政府は、国内産業の支援と日米協力を車の両輪として造船業再生を打ち出す。6月にまとめる「経済財政運営と改革の基本方針(骨太の方針)」に施策を盛り込み、支援に充てる予算の確保を目指す。
国内での支援では、造船業がデュアルユース(軍民両用)産業である点を重視し、経済安保推進法を通じて造船業の国内投資や技術開発、データ基盤整備の拡充を支援する。近年の需要増加に対応できない国内の造船能力を増強するため、国主導で休眠中の造船・修繕ドックを再整備し、新たな造船ドックの建設を支援する。
製造時に発生する二酸化炭素(CO2)を回収・貯留する「ブルーアンモニア」を燃料とする次世代船などの建造を支援するため、造船に充てるGX(グリーントランスフォーメーション)関連予算を増やす。日本企業が海外で大規模ドックを建設し、事業を展開するための支援も行う。
日米協力では、両国で「日米造船再生ファンド」の設立を検討する。日本の設計と部品を活用したブルーアンモニア船や自動車運搬船の共同製造を提案し、日米企業で米国での修繕ドックの整備も支援する。
日本の砕氷艦「しらせ」の技術を基に、新たな砕氷船を日米で共同開発・生産するほか、艦艇の修繕協力も進める計画だ。中国に頼らない日米のサプライチェーン(供給網)構築も目指す。

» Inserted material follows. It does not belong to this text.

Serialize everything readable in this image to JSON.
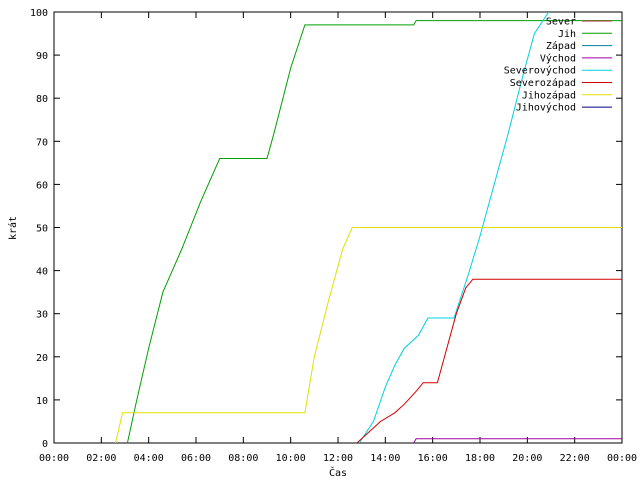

世界の造船を巡っては、中国が現在、新造船の建造量で7割、修繕で9割のシェアを握る。日本は建造量シェアで1990年代初めに約5割を占めたが、現在は1割程度に落ち込んでいる。中国に依存する現状では、有事の際などに海上輸送に支障が出かねない。政府は造船業の再生で経済安全保障体制の強化を図る。